This poem examines the consequences and challenges of adoption.
The orchids my mother gave me when we first met
The first line throws the reader, as we are surprised to find she has only just met her mother. We then realise the context and the paradox of meeting someone you are so closely related to but who is a complete stranger at the same time.
Kay uses the orchids to depict the mother’s reticence. They also symbolise the difficulties Kay faces in beginning a relationship with someone she lacks connection with.
The meeting must be an emotionally charged one, and yet the mother’s response is to shut down and keep her secrets. She holds her past in a
green carrier bag and unpacks it in a systematic fashion. Kay is affected greatly by her mother’s detachment. It is implied that Kay seeks much more from this meeting than her mother is prepared to give.
Time is outside waiting suggests that Kay doesn’t need her mother. Her life can go on without her - after all she has lived without her all these years.
But although she can get back to her life, she is left disappointed. Instead of the warmth of reconciliation, she leaves with fragile flowers that appear unresponsive to her care.
Kay explores her regular theme of the connection, or lack of connection, between mother and daughter. The symbol of the orchids reflects different aspects of their relationship.

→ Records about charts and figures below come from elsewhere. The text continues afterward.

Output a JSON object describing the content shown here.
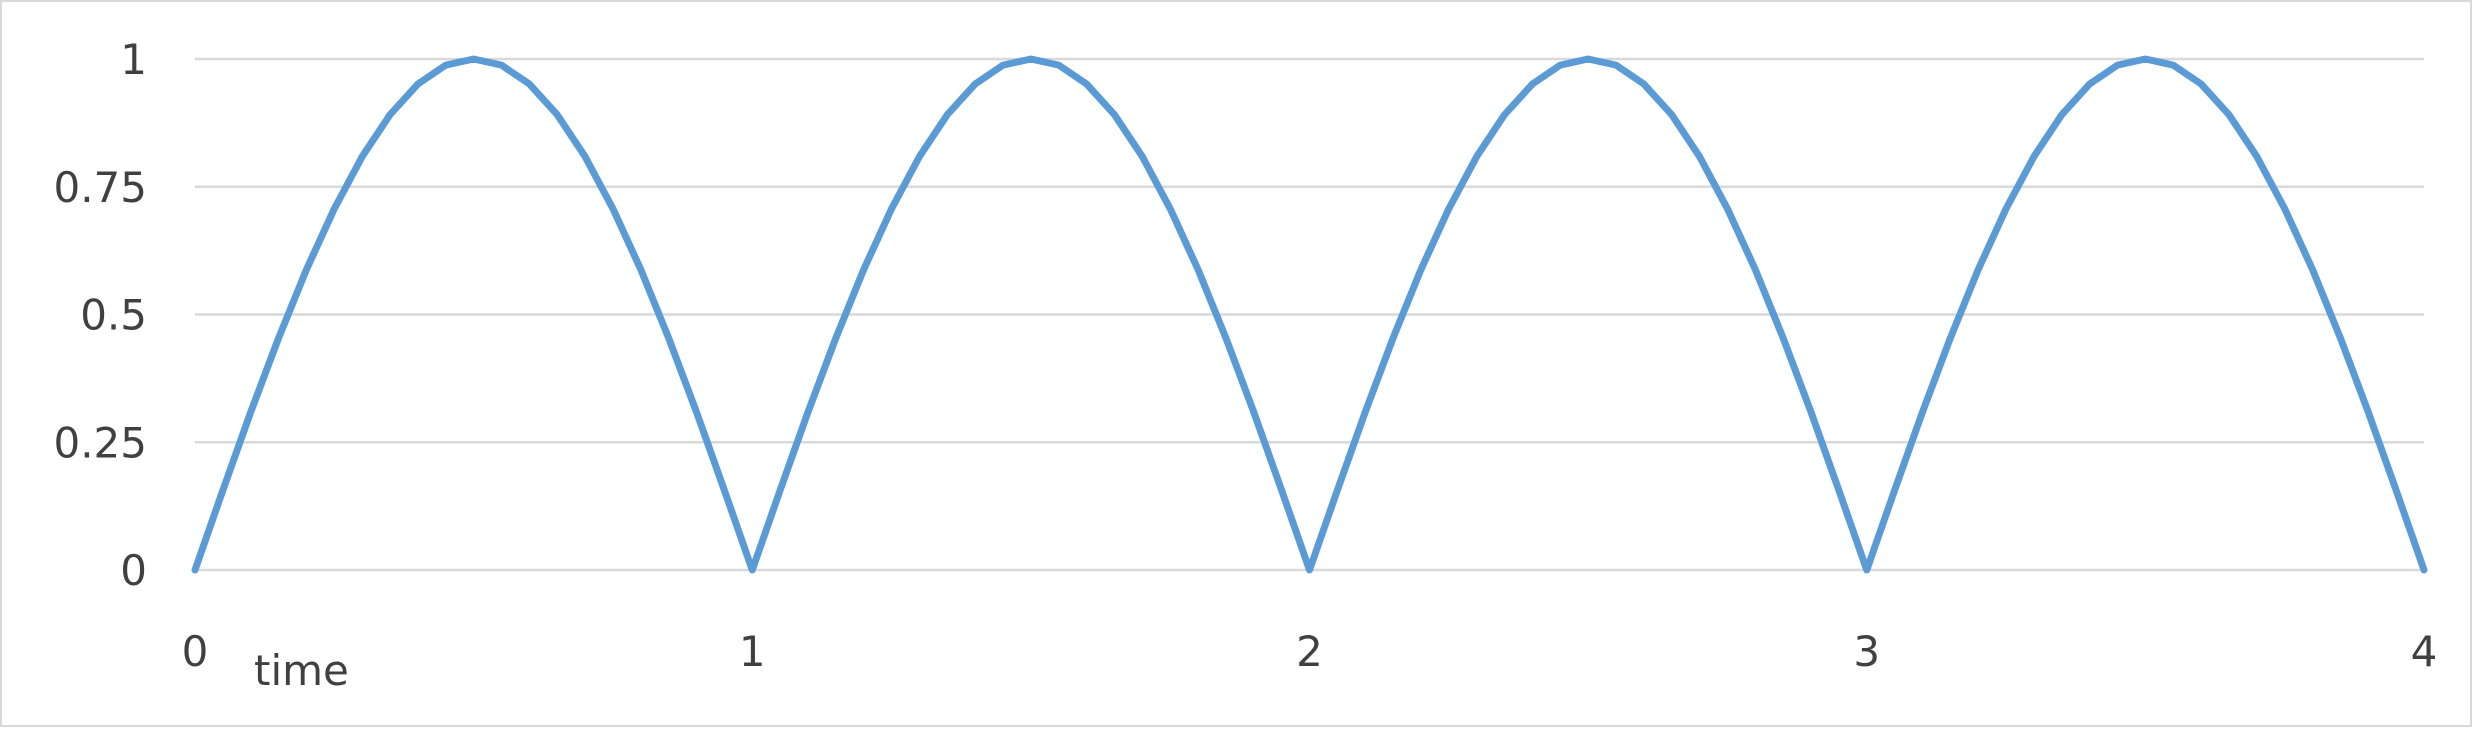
{
  "chart_data": {
    "type": "line",
    "title": "",
    "xlabel": "time",
    "ylabel": "",
    "xlim": [
      0,
      4
    ],
    "ylim": [
      0,
      1
    ],
    "grid": true,
    "legend": "none",
    "x_ticks": [
      "0",
      "1",
      "2",
      "3",
      "4"
    ],
    "y_ticks": [
      "0",
      "0.25",
      "0.5",
      "0.75",
      "1"
    ],
    "x": [
      0,
      0.05,
      0.1,
      0.15,
      0.2,
      0.25,
      0.3,
      0.35,
      0.4,
      0.45,
      0.5,
      0.55,
      0.6,
      0.65,
      0.7,
      0.75,
      0.8,
      0.85,
      0.9,
      0.95,
      1,
      1.05,
      1.1,
      1.15,
      1.2,
      1.25,
      1.3,
      1.35,
      1.4,
      1.45,
      1.5,
      1.55,
      1.6,
      1.65,
      1.7,
      1.75,
      1.8,
      1.85,
      1.9,
      1.95,
      2,
      2.05,
      2.1,
      2.15,
      2.2,
      2.25,
      2.3,
      2.35,
      2.4,
      2.45,
      2.5,
      2.55,
      2.6,
      2.65,
      2.7,
      2.75,
      2.8,
      2.85,
      2.9,
      2.95,
      3,
      3.05,
      3.1,
      3.15,
      3.2,
      3.25,
      3.3,
      3.35,
      3.4,
      3.45,
      3.5,
      3.55,
      3.6,
      3.65,
      3.7,
      3.75,
      3.8,
      3.85,
      3.9,
      3.95,
      4
    ],
    "series": [
      {
        "color": "#5b9bd5",
        "values": [
          0,
          0.156,
          0.309,
          0.454,
          0.588,
          0.707,
          0.809,
          0.891,
          0.951,
          0.988,
          1,
          0.988,
          0.951,
          0.891,
          0.809,
          0.707,
          0.588,
          0.454,
          0.309,
          0.156,
          0,
          0.156,
          0.309,
          0.454,
          0.588,
          0.707,
          0.809,
          0.891,
          0.951,
          0.988,
          1,
          0.988,
          0.951,
          0.891,
          0.809,
          0.707,
          0.588,
          0.454,
          0.309,
          0.156,
          0,
          0.156,
          0.309,
          0.454,
          0.588,
          0.707,
          0.809,
          0.891,
          0.951,
          0.988,
          1,
          0.988,
          0.951,
          0.891,
          0.809,
          0.707,
          0.588,
          0.454,
          0.309,
          0.156,
          0,
          0.156,
          0.309,
          0.454,
          0.588,
          0.707,
          0.809,
          0.891,
          0.951,
          0.988,
          1,
          0.988,
          0.951,
          0.891,
          0.809,
          0.707,
          0.588,
          0.454,
          0.309,
          0.156,
          0
        ]
      }
    ]
  }
}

Here the relationship is portrayed entirely from the daughter's point of view. There are clear suggestions as to Kay's emotions of worry, frustration and anger.
The mother is portrayed as being detached and awkward, unable to confront or explain her past. Kay is keen to reach out to her mother, but is hurt by her lack of emotional engagement. Instead of explicitly describing the problems she experienced, Kay uses the orchids with their ‘closed’ buds to portray the mother’s coldness and the struggle to look after the flowers.